Bitcoin hovered near $70,000 on Thursday after a swift rebound carried prices toward $74,000 earlier in the week, as traders weighed signs of potential accumulation against lingering volatility driven by macro and geopolitical uncertainty. On-chain data shows one of the largest weekly exchange outflows in the past year, while stablecoin flows suggest fresh liquidity was rapidly deployed into spot BTC.
On-Chain Flows Point to Accumulation
According to data shared by analyst Axel Adler, approximately 31,900 BTC left centralized exchanges in a single day on March 4, 2026 — an unusually large outflow historically associated with transfers to cold storage. Over the seven days through March 5, netflows remained negative each day, totaling roughly 47,700 BTC withdrawn from exchanges.
Daily exchange netflows (BTC) included:
- Feb. 27, 2026: -2,867 BTC
- Feb. 28, 2026: -1,205 BTC
- Mar. 1, 2026: -251 BTC
- Mar. 2, 2026: -6,129 BTC
- Mar. 3, 2026: -1,819 BTC
- Mar. 4, 2026: -31,900 BTC
- Mar. 5, 2026: -3,478 BTC
Large outflows are often interpreted as accumulation signals, as coins moved off exchanges are less immediately available for sale. However, on-chain movements can also reflect internal wallet rebalancing by platforms, making context and corroborating data important.

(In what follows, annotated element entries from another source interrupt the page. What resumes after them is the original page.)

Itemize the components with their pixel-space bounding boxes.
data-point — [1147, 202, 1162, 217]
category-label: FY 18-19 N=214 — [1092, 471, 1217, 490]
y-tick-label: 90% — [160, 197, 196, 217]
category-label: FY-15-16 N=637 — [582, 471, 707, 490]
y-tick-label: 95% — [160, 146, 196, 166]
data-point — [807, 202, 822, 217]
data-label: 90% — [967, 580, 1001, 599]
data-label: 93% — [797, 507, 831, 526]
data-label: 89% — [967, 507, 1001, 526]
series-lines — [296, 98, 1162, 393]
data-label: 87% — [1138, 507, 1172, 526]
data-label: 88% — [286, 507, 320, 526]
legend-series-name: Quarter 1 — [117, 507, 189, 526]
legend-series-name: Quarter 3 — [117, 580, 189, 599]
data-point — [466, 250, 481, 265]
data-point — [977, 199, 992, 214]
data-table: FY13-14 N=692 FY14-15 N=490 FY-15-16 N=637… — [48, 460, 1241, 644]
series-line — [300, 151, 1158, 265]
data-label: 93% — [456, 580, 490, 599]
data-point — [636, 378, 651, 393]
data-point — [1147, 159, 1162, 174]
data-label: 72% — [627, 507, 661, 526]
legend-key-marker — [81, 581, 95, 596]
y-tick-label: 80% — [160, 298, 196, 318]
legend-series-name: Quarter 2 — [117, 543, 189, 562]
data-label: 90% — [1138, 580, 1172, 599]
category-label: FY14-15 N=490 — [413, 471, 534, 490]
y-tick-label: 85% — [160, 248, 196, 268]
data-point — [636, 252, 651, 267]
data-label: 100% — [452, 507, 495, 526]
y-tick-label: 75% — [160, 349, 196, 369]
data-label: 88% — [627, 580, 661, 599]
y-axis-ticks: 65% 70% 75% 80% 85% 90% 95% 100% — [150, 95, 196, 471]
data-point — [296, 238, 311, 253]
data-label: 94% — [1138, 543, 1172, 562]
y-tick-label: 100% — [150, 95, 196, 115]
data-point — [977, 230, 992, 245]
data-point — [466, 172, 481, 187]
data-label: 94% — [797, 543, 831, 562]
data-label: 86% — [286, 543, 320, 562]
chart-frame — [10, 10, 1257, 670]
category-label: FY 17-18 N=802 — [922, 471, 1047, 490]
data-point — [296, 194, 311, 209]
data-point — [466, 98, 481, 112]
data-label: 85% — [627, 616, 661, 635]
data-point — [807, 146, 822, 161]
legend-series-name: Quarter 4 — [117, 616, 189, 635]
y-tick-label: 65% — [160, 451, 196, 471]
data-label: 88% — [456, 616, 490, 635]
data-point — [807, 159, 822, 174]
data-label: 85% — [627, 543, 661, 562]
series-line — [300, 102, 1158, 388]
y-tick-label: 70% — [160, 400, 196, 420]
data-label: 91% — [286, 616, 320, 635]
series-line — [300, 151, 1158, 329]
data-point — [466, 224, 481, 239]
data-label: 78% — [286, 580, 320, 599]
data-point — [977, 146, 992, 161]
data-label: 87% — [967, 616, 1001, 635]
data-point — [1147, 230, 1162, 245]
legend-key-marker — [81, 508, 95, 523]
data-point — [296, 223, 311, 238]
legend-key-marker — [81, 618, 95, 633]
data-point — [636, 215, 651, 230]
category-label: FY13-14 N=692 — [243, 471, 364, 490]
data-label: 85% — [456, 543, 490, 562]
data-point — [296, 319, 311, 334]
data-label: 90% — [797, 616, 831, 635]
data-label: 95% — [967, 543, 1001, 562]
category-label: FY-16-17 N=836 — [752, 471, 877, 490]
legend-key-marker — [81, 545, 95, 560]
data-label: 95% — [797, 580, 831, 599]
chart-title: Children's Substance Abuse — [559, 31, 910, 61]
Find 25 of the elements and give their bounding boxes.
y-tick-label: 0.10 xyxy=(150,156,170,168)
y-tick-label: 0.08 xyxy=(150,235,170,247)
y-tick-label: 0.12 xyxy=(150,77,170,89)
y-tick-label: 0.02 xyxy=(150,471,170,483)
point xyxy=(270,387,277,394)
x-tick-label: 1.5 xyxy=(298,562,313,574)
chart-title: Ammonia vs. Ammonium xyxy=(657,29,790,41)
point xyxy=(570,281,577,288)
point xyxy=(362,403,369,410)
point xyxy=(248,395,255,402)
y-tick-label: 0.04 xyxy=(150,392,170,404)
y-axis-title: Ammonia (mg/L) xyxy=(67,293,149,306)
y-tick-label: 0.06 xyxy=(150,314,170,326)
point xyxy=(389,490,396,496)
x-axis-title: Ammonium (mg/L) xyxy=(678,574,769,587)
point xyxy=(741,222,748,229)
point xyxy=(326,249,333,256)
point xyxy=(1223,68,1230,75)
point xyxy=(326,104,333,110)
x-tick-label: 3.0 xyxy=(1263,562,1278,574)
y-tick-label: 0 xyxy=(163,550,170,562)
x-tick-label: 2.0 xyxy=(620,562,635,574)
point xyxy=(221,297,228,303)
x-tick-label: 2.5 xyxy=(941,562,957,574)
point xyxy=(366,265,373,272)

Stablecoin Activity Signals Rapid Liquidity Deployment
Exchange flows of ERC-20 stablecoins indicate a shift in early March. After largely neutral netflows through 2025 — punctuated by notable inflow spikes of about $2.7 billion in July and $2.4 billion in September — the metric recorded an estimated $1.1 billion inflow to exchanges in early March 2026. Within days, netflows flipped to roughly -$37.5 million.
The rapid transition from inflow to outflow suggests that incoming stablecoin liquidity was quickly converted into crypto assets, likely Bitcoin, and then withdrawn. This sequence aligns with the March 4 BTC outflow spike and is consistent with accumulation behavior, where buyers execute spot purchases on exchanges and immediately transfer holdings to long-term custody.
Technical Levels to Watch
On the 4-hour chart, Bitcoin is consolidating around $70,000 after bouncing from late-February lows near $63,000. The rebound pushed BTC above short-term moving averages and briefly into the $74,000 area before momentum faded.
- Immediate resistance: the descending 200-period moving average on the 4-hour timeframe near $70,000.
- Near-term support: a cluster around the 50- and 100-period moving averages in the $68,000–$69,000 range.
- Upside levels: a sustained hold above $69,000 could open a retest of $73,000–$74,000. A decisive break higher would strengthen the bullish case.
- Downside risk: a loss of the $68,000 area may invite a pullback toward $65,000–$66,000, where dip-buying previously emerged.
Outlook
Market structure has shifted from a short-term downtrend into consolidation with higher lows, but rejection near $74,000 shows overhead supply remains. Whether the recent on-chain outflows mark durable accumulation or a temporary repositioning will likely hinge on price behavior around the $68,000–$74,000 band and the persistence of net outflows in the days ahead.